Wednesday 23 December 2015

real analysis - Showing there is a bijection from all open subsets to all closed subsets of $M$

(From Pugh's RMA) Let $\mathcal{T}$ be the collection of open subsets of a metric space $M$, and $\mathcal{K}$ be the collection of all closed subsets. Show there is a bijection from $\mathcal{T}$ to $\mathcal{K}$.



I believe the bijection between $\mathcal{T}$ and $\mathcal{K}$ would be the function $f: \mathcal{T} \rightarrow \mathcal{K}$ that returns the interior of each closed subset; the inverse function would return the closure.



I attempted to prove this using the Schroeder-Bernstein Thm: there is a bijection between $A$ and $B$ if there are injective functions $f: A \rightarrow B$ and $g: B \rightarrow A$. So I need to show that the closure and interior functions are injective.

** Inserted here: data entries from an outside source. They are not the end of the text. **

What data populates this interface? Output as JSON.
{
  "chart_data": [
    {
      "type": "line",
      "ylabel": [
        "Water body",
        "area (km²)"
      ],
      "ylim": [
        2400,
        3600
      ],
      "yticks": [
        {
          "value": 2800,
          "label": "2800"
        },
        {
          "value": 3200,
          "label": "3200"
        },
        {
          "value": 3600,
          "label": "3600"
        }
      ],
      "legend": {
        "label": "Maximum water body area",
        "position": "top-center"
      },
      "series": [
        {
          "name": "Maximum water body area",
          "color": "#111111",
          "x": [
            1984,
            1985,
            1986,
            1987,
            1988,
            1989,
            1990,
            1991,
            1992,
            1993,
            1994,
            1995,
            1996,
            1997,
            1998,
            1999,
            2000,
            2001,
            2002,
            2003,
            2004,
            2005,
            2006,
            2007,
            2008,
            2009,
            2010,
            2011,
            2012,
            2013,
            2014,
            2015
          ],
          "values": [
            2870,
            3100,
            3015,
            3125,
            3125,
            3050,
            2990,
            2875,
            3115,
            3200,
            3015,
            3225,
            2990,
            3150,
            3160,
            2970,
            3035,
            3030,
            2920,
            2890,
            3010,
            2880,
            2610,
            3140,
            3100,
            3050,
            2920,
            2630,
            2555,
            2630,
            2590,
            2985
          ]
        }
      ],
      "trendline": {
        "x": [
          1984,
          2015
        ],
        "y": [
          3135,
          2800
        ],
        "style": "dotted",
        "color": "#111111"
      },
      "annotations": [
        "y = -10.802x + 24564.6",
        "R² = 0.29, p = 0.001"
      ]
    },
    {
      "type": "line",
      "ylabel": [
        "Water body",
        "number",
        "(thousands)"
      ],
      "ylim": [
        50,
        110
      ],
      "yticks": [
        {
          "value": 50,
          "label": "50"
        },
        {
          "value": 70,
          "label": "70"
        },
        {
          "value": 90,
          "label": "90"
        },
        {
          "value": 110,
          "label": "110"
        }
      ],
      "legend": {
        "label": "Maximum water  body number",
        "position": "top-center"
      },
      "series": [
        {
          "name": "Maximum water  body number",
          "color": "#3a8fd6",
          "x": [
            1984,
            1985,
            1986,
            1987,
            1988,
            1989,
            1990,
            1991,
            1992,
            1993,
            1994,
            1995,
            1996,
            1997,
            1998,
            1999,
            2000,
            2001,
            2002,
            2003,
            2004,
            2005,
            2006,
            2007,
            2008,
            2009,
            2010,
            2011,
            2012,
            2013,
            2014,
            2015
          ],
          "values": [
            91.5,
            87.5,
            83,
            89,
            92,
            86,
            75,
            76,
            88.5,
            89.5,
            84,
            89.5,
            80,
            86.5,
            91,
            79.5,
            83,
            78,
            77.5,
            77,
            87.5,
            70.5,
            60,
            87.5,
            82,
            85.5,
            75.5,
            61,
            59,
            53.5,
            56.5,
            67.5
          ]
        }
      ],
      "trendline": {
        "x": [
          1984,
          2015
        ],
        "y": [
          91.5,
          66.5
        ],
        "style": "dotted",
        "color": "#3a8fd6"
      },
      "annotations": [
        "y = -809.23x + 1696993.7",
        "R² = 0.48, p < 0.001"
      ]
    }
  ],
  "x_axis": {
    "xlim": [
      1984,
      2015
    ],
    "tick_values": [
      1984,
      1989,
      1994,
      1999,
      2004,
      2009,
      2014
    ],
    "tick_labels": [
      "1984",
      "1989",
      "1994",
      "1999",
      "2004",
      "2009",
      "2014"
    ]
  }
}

But then I realized the interior function (which takes a closed set $U$ and returns the intersection of all opens contained in $U$) isn't injective-- consider a an interval $[a,b] \in \mathbb{R}$ and consider $[a,b] \cup [p] \in \mathbb{R}$ ($[p]$ is an isolated point). They have the same interiors (I think).



Where does my approach go wrong? Was it a mistake to choose the interior and closure functions to test for injectivity? How would you find the bijection between $\mathcal{T}$ and $\mathcal{K}$?